Au passage, 120 juges, sur 138 aptes, ont atteint le second grade, tandis que 4 seulement ont été promus au premier. Et en plus des promotions demandées, «les juges disposant de plus de 10 ans d’expérience ont vu leur situation professionnelle s’améliorer de façon systématique», comme le précise le rapport du ministère de la justice. Concernant le passage du statut de juge à celui de président de juridiction, 28 magistrats en ont bénéficié et 27 autres sont passés de magistrats de siège à celui de procureur. Vient ensuite la question des changements de postes suite à la vacance de certains sièges après le départ de leurs occupants à la retraite. Les 4 associations représentatives du corps (Club des magistrats, Amicale hassanienne, Association de la femme juge et celle des juges chercheurs) ont présenté au conseil une liste de candidats susceptibles de les remplacer. Concernant les tribunaux de première instance, seul un changement a eu lieu au niveau de la présidence et 8 au niveau du ministère public.

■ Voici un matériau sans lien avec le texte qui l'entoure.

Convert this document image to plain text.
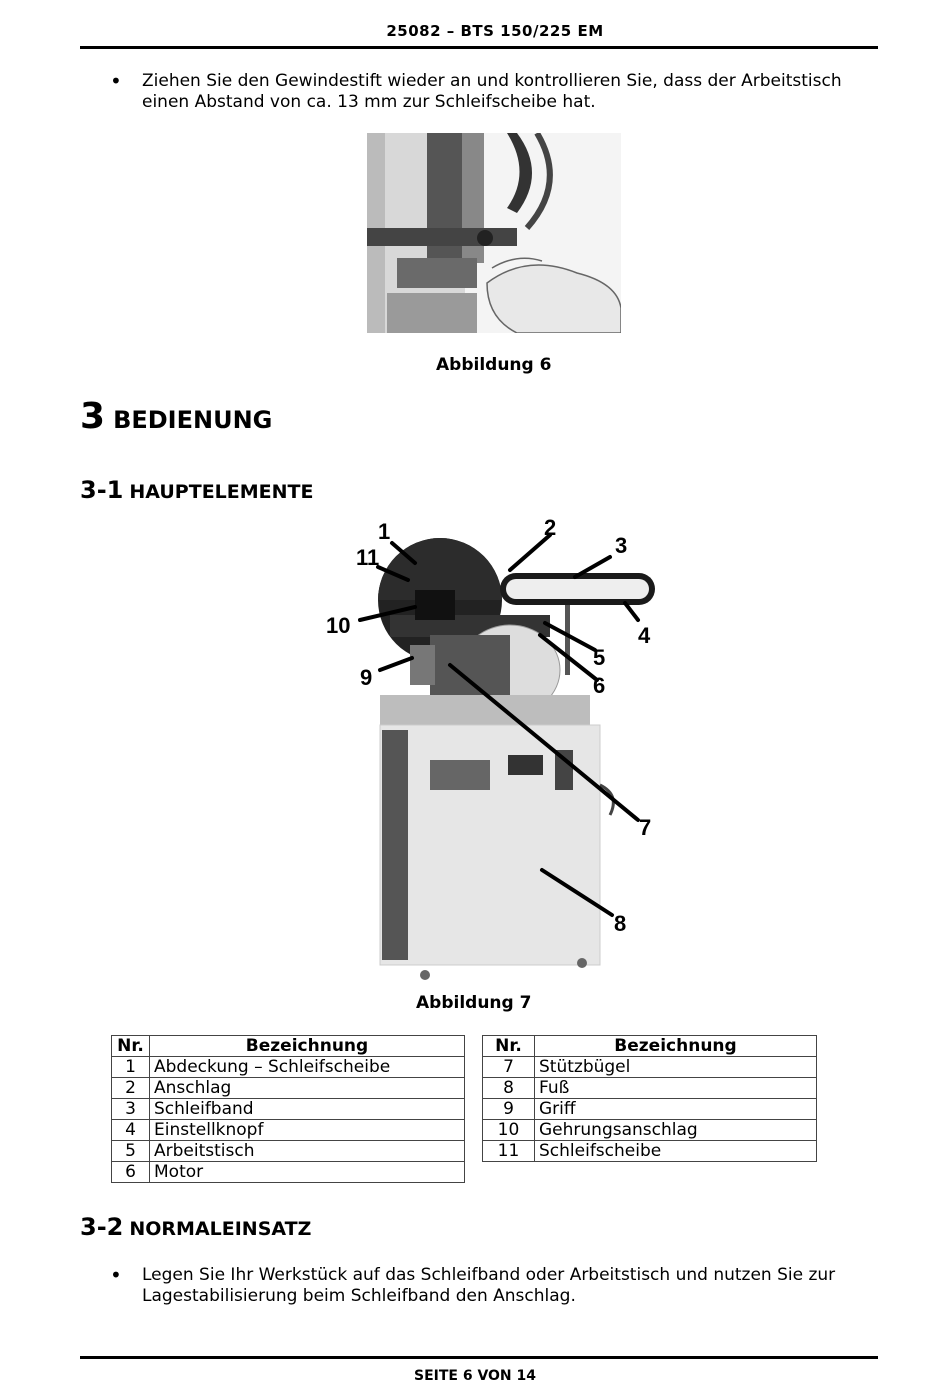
25082 – BTS 150/225 EM
• Ziehen Sie den Gewindestift wieder an und kontrollieren Sie, dass der Arbeitstisch einen Abstand von ca. 13 mm zur Schleifscheibe hat.
Abbildung 6
3 BEDIENUNG
3-1 HAUPTELEMENTE
1
11
2
3
10	4
5
9	6
7
8
Abbildung 7
Nr.	Bezeichnung
1	Abdeckung – Schleifscheibe
2	Anschlag
3	Schleifband
4	Einstellknopf
5	Arbeitstisch
6	Motor
Nr.	Bezeichnung
7	Stützbügel
8	Fuß
9	Griff
10	Gehrungsanschlag
11	Schleifscheibe
3-2 NORMALEINSATZ
• Legen Sie Ihr Werkstück auf das Schleifband oder Arbeitstisch und nutzen Sie zur Lagestabilisierung beim Schleifband den Anschlag.
SEITE 6 VON 14
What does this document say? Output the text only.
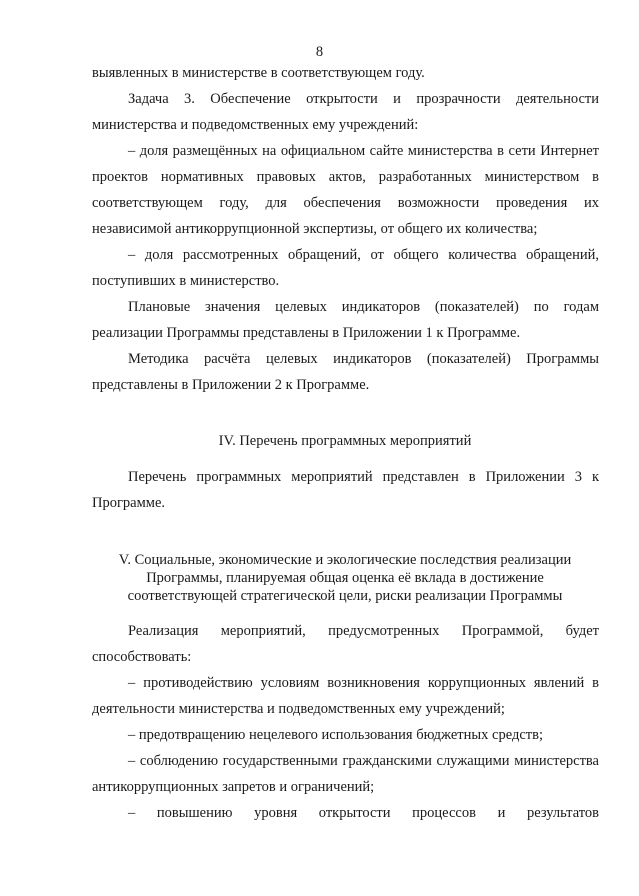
8

выявленных в министерстве в соответствующем году.

Задача 3. Обеспечение открытости и прозрачности деятельности министерства и подведомственных ему учреждений:

– доля размещённых на официальном сайте министерства в сети Интернет проектов нормативных правовых актов, разработанных министерством в соответствующем году, для обеспечения возможности проведения их независимой антикоррупционной экспертизы, от общего их количества;

– доля рассмотренных обращений, от общего количества обращений, поступивших в министерство.

Плановые значения целевых индикаторов (показателей) по годам реализации Программы представлены в Приложении 1 к Программе.

Методика расчёта целевых индикаторов (показателей) Программы представлены в Приложении 2 к Программе.

IV. Перечень программных мероприятий

Перечень программных мероприятий представлен в Приложении 3 к Программе.

V. Социальные, экономические и экологические последствия реализации
Программы, планируемая общая оценка её вклада в достижение
соответствующей стратегической цели, риски реализации Программы

Реализация мероприятий, предусмотренных Программой, будет способствовать:

– противодействию условиям возникновения коррупционных явлений в деятельности министерства и подведомственных ему учреждений;

– предотвращению нецелевого использования бюджетных средств;

– соблюдению государственными гражданскими служащими министерства антикоррупционных запретов и ограничений;

– повышению уровня открытости процессов и результатов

Trois juges révoqués et cinq suspendus

Le dossier le plus épineux reste tout de même celui des procédures disciplinaires. Pour rappel, la publication des noms des magistrats poursuivis dans le cadre de ces mesures avait provoqué un tollé général au sein de la profession qui a crié à la «violation des principes de confidentialité». A l’heure où l’on parle de l’effectivité des dispositions constitutionnelles concernant le droit d’accès à l’information, un communiqué du Club des magistrats, publié en août 2014, prend le contre-pied général : «Les procédures disciplinaires doivent être confidentielles tant qu’elles ne donnent pas lieu à des poursuites judiciaires au pénal, où le principe de publicité est prédominant». Donc, pour éviter de froisser la susceptibilité d’une profession en mal de reconnaissance, le ministère de la justice a cette fois évité la publication de tout document portant les noms des magistrats poursuivis. Le rapport de la dernière réunion du Conseil supérieur de la magistrature évoque toutefois la comparution devant ce même conseil de 14 magistrats «présumés responsables d’irrégularité dans l’exercice de leur fonction». Les infractions qui leur sont reprochées vont des «actes graves portant atteinte à la réputation de la profession, au non-respect des obligations professionnelles, en passant par l’absentéisme». Trois juges ont ainsi été simplement révoqués (dont une mise à la retraite forcée), 5 suspendus, 3 avertis et un seul a été blanchi. Les deux dossiers restants ont été ajournés à la prochaine réunion du conseil.